UI never imports a source module directly. RSS, EPUB, Outline, Notion, Telegram, Palace, Slack, Matrix, and the readability catch-all all landed against this contract without changes elsewhere — the abstraction is paying for itself.
TTS-backend plug-in pattern
Same shape, applied to voice engines. The local Piper/Kokoro engine and the optional Azure HD backend both implement a VoiceEngine interface in :core-playback and bind into a Map<EngineKind, VoiceEngine>. EnginePlayer routes synthesis to whichever engine the currently-selected voice belongs to, with offline fallback to the local engine if Azure errors or the network drops mid-chapter.
Playback pipeline
Playback is independent of UI. EnginePlayer is a Media3 SimpleBasePlayer subclass that exposes a standard player surface to MediaSession (lock-screen art, BT transport, headphone media buttons) while internally pipelining sentence synthesis against AudioTrack writes.

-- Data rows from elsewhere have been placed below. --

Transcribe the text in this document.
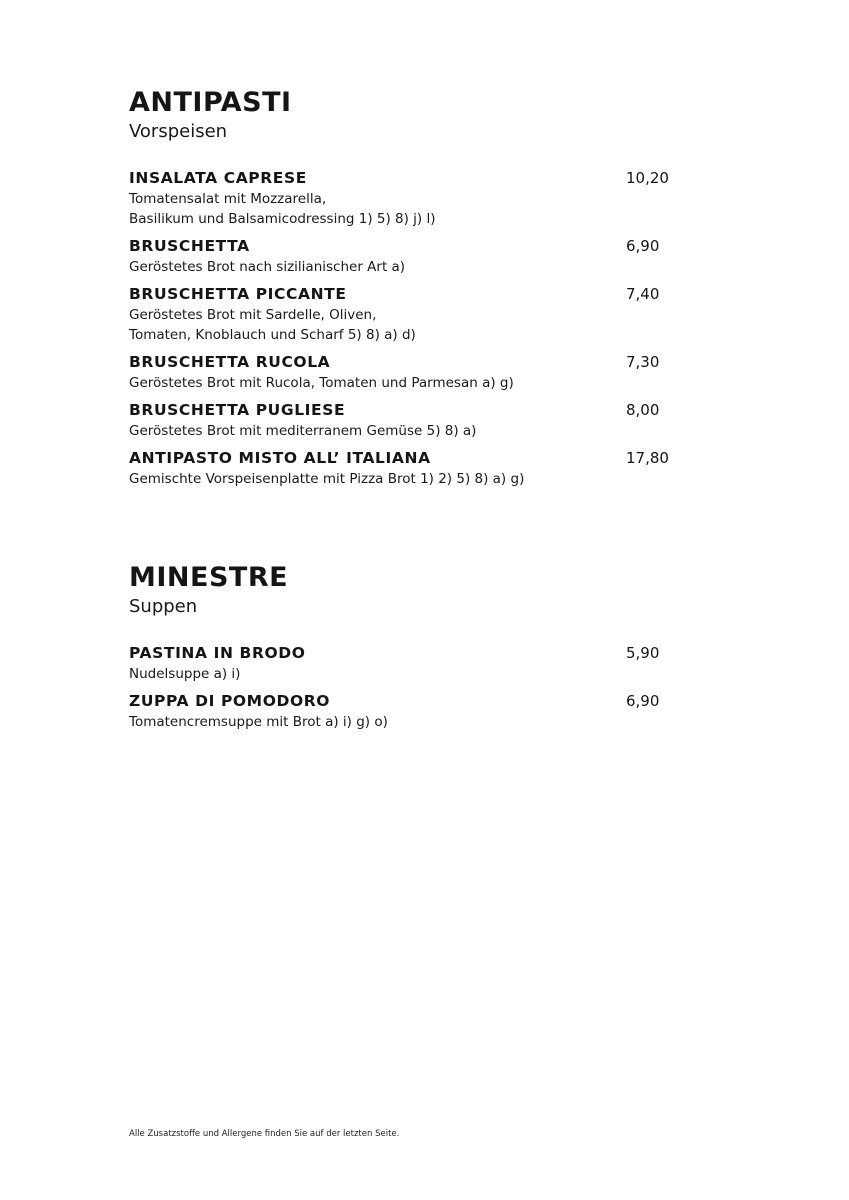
ANTIPASTI
Vorspeisen
INSALATA CAPRESE	10,20
Tomatensalat mit Mozzarella,
Basilikum und Balsamicodressing 1) 5) 8) j) l)
BRUSCHETTA	6,90
Geröstetes Brot nach sizilianischer Art a)
BRUSCHETTA PICCANTE	7,40
Geröstetes Brot mit Sardelle, Oliven,
Tomaten, Knoblauch und Scharf 5) 8) a) d)
BRUSCHETTA RUCOLA	7,30
Geröstetes Brot mit Rucola, Tomaten und Parmesan a) g)
BRUSCHETTA PUGLIESE	8,00
Geröstetes Brot mit mediterranem Gemüse 5) 8) a)
ANTIPASTO MISTO ALL’ ITALIANA	17,80
Gemischte Vorspeisenplatte mit Pizza Brot 1) 2) 5) 8) a) g)
MINESTRE
Suppen
PASTINA IN BRODO	5,90
Nudelsuppe a) i)
ZUPPA DI POMODORO	6,90
Tomatencremsuppe mit Brot a) i) g) o)
Alle Zusatzstoffe und Allergene finden Sie auf der letzten Seite.
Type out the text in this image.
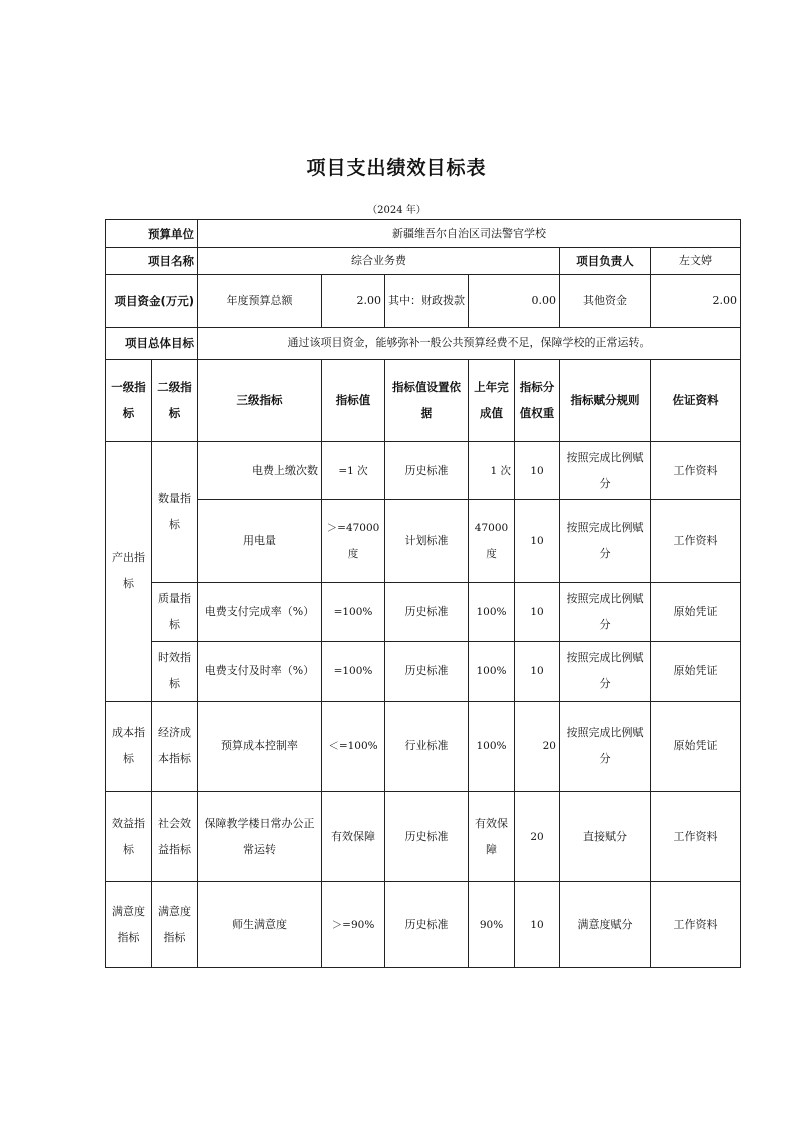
项目支出绩效目标表
（2024 年）
预算单位		新疆维吾尔自治区司法警官学校						
项目名称		综合业务费					项目负责人	左文婷
项目资金(万元)		年度预算总额	2.00	其中：财政拨款	0.00		其他资金	2.00
项目总体目标		通过该项目资金，能够弥补一般公共预算经费不足，保障学校的正常运转。						
一级指标	二级指标	三级指标	指标值	指标值设置依据	上年完成值	指标分值权重	指标赋分规则	佐证资料
产出指标	数量指标	电费上缴次数	=1 次	历史标准	1 次	10	按照完成比例赋分	工作资料
		用电量	＞=47000度	计划标准	47000度	10	按照完成比例赋分	工作资料
	质量指标	电费支付完成率（%）	=100%	历史标准	100%	10	按照完成比例赋分	原始凭证
	时效指标	电费支付及时率（%）	=100%	历史标准	100%	10	按照完成比例赋分	原始凭证
成本指标	经济成本指标	预算成本控制率	＜=100%	行业标准	100%	20	按照完成比例赋分	原始凭证
效益指标	社会效益指标	保障教学楼日常办公正常运转	有效保障	历史标准	有效保障	20	直接赋分	工作资料
满意度指标	满意度指标	师生满意度	＞=90%	历史标准	90%	10	满意度赋分	工作资料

sentences ──► VoiceEngine (Piper or Kokoro inference)
│
▼
┌──────────────────┐
│ Producer │ (tts.synthesize)
│ prefetch queue │
│ 8 PCM chunks │
└────┬─────────────┘
│
▼
┌──────────────────┐
│ PcmCache │ ← optional disk cache (PCM bytes + sentence index)
│ appender │
└────┬─────────────┘
│
▼
┌──────────────────┐
│ URGENT_AUDIO │ (consumer thread)
│ → AudioTrack │
│ → SentenceTrack │
└──────────────────┘
The PCM cache (landed in v0.4.31) renders each chapter's audio to disk on first play, so replays are gapless on any device. See the PCM cache design spec for the full pipeline diagram and cache-key rules.

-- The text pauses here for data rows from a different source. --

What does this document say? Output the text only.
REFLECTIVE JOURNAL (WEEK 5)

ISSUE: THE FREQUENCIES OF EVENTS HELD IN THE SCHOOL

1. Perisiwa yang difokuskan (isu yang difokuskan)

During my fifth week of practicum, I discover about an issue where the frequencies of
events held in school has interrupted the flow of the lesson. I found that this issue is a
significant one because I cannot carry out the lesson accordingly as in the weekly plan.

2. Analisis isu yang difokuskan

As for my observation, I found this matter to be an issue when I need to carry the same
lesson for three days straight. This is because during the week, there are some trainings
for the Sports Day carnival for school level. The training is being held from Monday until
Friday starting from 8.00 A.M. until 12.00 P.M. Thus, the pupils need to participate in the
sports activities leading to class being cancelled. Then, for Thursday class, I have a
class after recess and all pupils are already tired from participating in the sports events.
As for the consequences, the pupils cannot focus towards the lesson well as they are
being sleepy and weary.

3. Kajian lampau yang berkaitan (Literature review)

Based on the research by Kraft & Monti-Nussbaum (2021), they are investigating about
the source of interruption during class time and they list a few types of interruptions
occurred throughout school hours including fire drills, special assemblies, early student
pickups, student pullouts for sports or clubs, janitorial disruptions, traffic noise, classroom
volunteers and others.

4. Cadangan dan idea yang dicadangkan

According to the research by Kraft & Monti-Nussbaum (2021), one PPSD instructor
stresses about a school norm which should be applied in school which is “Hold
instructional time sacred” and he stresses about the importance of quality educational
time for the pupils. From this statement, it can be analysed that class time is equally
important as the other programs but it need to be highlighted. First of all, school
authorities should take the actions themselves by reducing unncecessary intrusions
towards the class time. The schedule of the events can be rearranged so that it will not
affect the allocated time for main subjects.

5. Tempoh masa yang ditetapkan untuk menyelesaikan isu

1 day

For tuning tradeoffs (warm-up wait, catch-up pause, buffer headroom, full pre-render, punctuation cadence, multi-engine sliders), see Settings → Performance in the app.
Tier 3 multi-engine producer
In v0.4.78+ the producer can run 1–8 VoxSherpa engine instances side-by-side, each with its own thread pool. The sentence chunker hands work to a round-robin engine queue so the next sentence's chunks are already rendering before the current one finishes streaming to AudioTrack. Twin sliders in Settings → Performance let you tune Engines × Threads/engine for your CPU. The producer thread itself is pinned to URGENT_AUDIO priority so it doesn't get descheduled by background work mid-chapter.
In-process TTS
Candela links the local TTS engine in-process via the VoxSherpa-TTS :engine-lib AAR (published to JitPack). That AAR re-projects k2-fsa/sherpa-onnx inference plus the Piper and Kokoro engine wrappers into a single dependency.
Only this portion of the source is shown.